A hearing this week will determine how much customers might pay for solar — and if a new program has a chance to succeed.

November 15, 2021

Just weeks after Virginia opened its first shared solar program, the outcome of a hearing this week threatens to undercut the economic initiative in the state, kneecapping it before it ever begins.

The Nov. 18 hearing in the State Corporation Commission will consider whether the commonwealth will grant Dominion Energy its proposed minimum bill, which solar advocates say would challenge the new program’s ability to serve customers at all.

“What’s at stake is the viability of the program,” says Hannah Coman, associate general counsel for Apex Clean Energy.

The shared solar law included the ability for regulators to set a minimum monthly bill that would account for the costs of implementing the system. But conflicting calculations between the law’s supporters and the utility have left a wide gulf.
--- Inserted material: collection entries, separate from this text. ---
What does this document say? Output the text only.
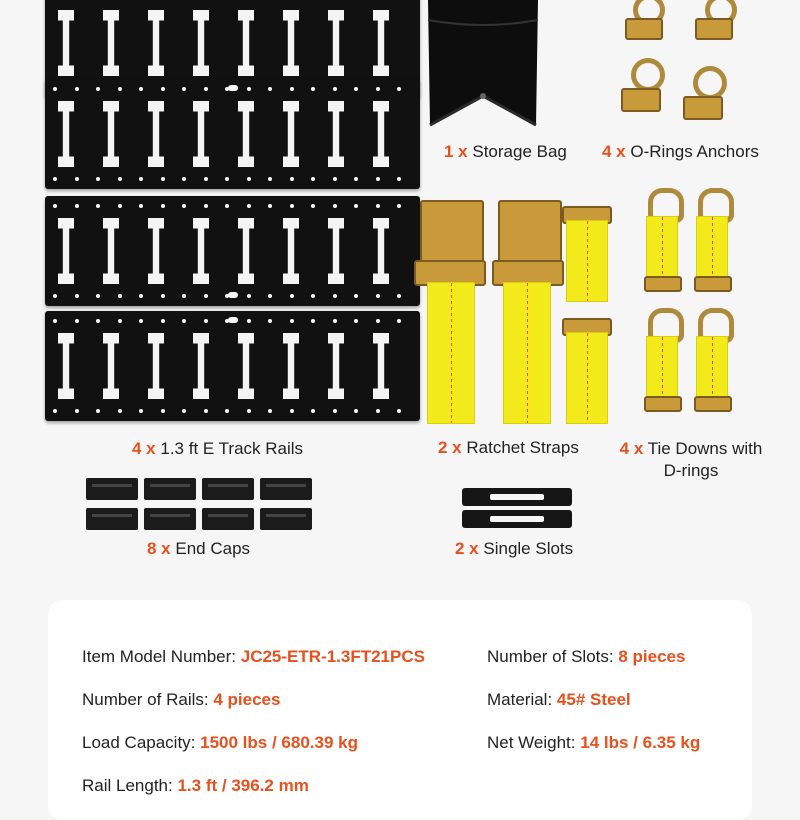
1 x Storage Bag 4 x O-Rings Anchors
2 x Ratchet Straps	4 x Tie Downs with
D-rings
4 x 1.3 ft E Track Rails
8 x End Caps	2 x Single Slots
Item Model Number: JC25-ETR-1.3FT21PCS	Number of Slots: 8 pieces
Number of Rails: 4 pieces	Material: 45# Steel
Load Capacity: 1500 lbs / 680.39 kg	Net Weight: 14 lbs / 6.35 kg
Rail Length: 1.3 ft / 396.2 mm
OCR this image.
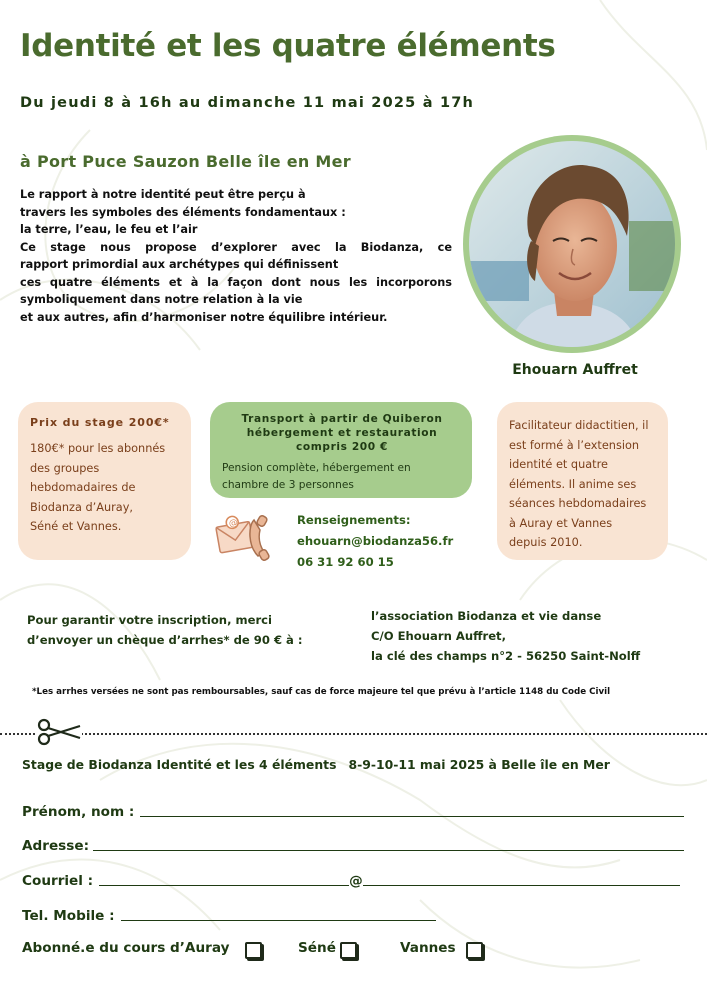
Identité et les quatre éléments
Du jeudi 8 à 16h au dimanche 11 mai 2025 à 17h
à Port Puce Sauzon Belle île en Mer
Le rapport à notre identité peut être perçu à
travers les symboles des éléments fondamentaux :
la terre, l’eau, le feu et l’air
Ce stage nous propose d’explorer avec la Biodanza, ce
rapport primordial aux archétypes qui définissent
ces quatre éléments et à la façon dont nous les incorporons
symboliquement dans notre relation à la vie
et aux autres, afin d’harmoniser notre équilibre intérieur.
Ehouarn Auffret
Prix du stage 200€*
180€* pour les abonnés
des groupes
hebdomadaires de
Biodanza d’Auray,
Séné et Vannes.
Transport à partir de Quiberon
hébergement et restauration
compris 200 €
Pension complète, hébergement en
chambre de 3 personnes
Facilitateur didactitien, il
est formé à l’extension
identité et quatre
éléments. Il anime ses
séances hebdomadaires
à Auray et Vannes
depuis 2010.
@	Renseignements:
ehouarn@biodanza56.fr
06 31 92 60 15
Pour garantir votre inscription, merci
d’envoyer un chèque d’arrhes* de 90 € à :
l’association Biodanza et vie danse
C/O Ehouarn Auffret,
la clé des champs n°2 - 56250 Saint-Nolff
*Les arrhes versées ne sont pas remboursables, sauf cas de force majeure tel que prévu à l’article 1148 du Code Civil
Stage de Biodanza Identité et les 4 éléments 8-9-10-11 mai 2025 à Belle île en Mer
Prénom, nom :
Adresse:
Courriel :	@
Tel. Mobile :
Abonné.e du cours d’Auray	Séné	Vannes
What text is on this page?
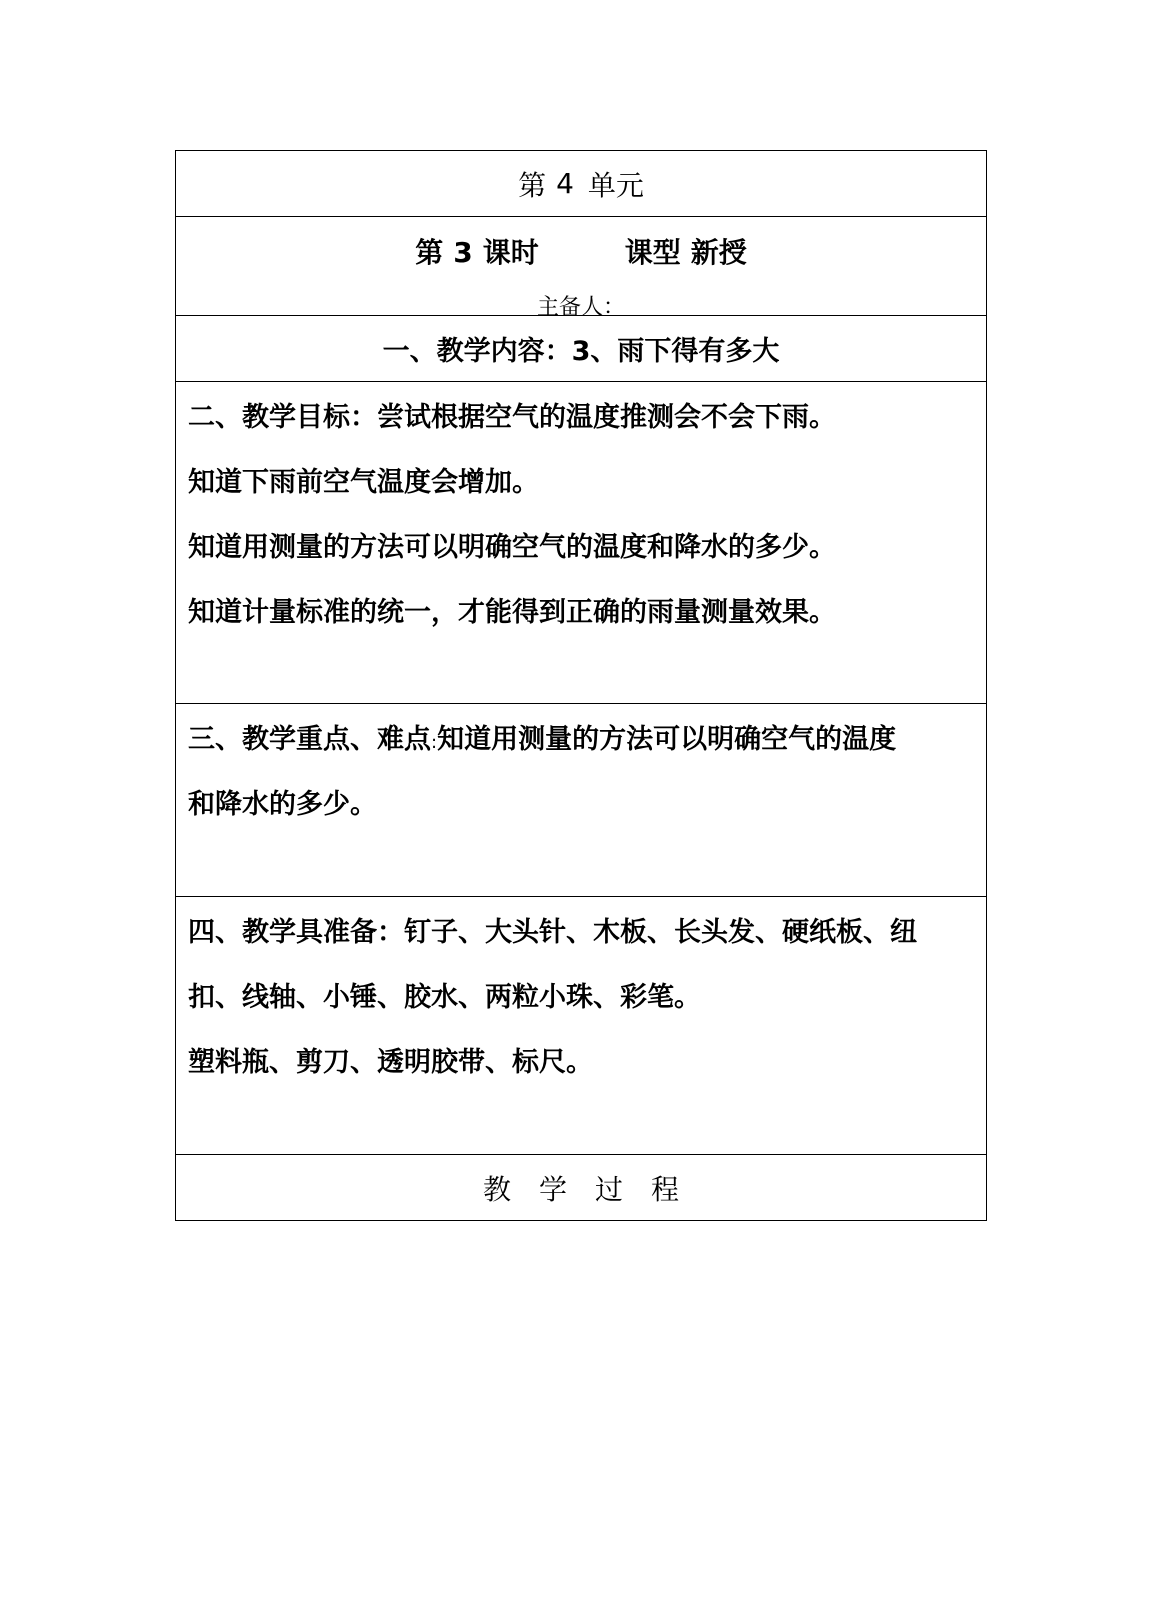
第 4 单元
第 3 课时	课型 新授
主备人：
一、教学内容：3、雨下得有多大
二、教学目标：尝试根据空气的温度推测会不会下雨。
知道下雨前空气温度会增加。
知道用测量的方法可以明确空气的温度和降水的多少。
知道计量标准的统一，才能得到正确的雨量测量效果。
三、教学重点、难点:知道用测量的方法可以明确空气的温度
和降水的多少。
四、教学具准备：钉子、大头针、木板、长头发、硬纸板、纽
扣、线轴、小锤、胶水、两粒小珠、彩笔。
塑料瓶、剪刀、透明胶带、标尺。
教学过程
“Our proposal was for a minimum bill to be under $10—essentially $7 or $8 for a residential customer,” says Charlie Coggeshall, senior analyst for the Coalition for Community Solar Access. Dominion’s proposal, on the other hand, was at least  $75 and up to about $95. “It’s just so massive that it’s going to kill the level of subscriptions. It won’t make it worthwhile from a customer’s perspective and likely undermines the economics of the program completely.”

Such a high charge, solar advocates say, violates the purpose of a minimum bill and undermines the intent of the legislation that was passed in 2020.

“When it was written, the intent was that there should be a minimum bill that really covers the incremental costs of the program for the utility, and nothing more,” continues Coman. “If you went on vacation, and you didn’t use any electricity while you were gone, you would still come back and have to pay the utility $75 if you were signed up for this program, which is absurd.”

Proponents say Dominion’s proposal is an underhanded way to kill the program.

“You just don’t like the fact that there was a clean energy law for shared solar passed,” says Karl Rábago of Rábago Energy LLC, “and so you’re going to try to undermine it.”

If Virginia’s shared solar program works as intended, an ambitious 30% of project capacity is reserved for low-income customers, who stand to gain the most from the lower energy bills that shared solar would create. Even though low-income customers are exempt from the minimum bill requirements, if the rate is set too high, it would have program-wide implications.

“With a $75 minimum bill, nobody would see enough value to subscribe,” adds Rábago. “If those subscriptions don’t happen and the entrants do not come to the market to offer this service and develop these facilities, then low-income customers will not get the benefits.”

Part of the problem, says Coman, is that Dominion’s proposal doesn’t account for the grid-wide benefits of moving some customers to shared solar. “As the grid becomes more distributed, there would be less congestion on the grid.”

That, she says, would benefit all customers—not just those signed up to use solar energy. And that’s in addition to the economic and societal benefits that locally produced clean energy brings. 

“Renewable energy, especially when it’s built locally in Virginia, creates jobs in Virginia,” Coman adds. “Allowing people to buy clean energy that has been generated here in Virginia is part of an open, competitive market.”

“We’re supposed to allow free markets to succeed, and we’re supposed to reward those who put their capital at risk to try to find a better way to do things,” adds Rábago. “If we let the utilities stifle these programs  for no other reason than they want to monopolize power generation, then shame on us.”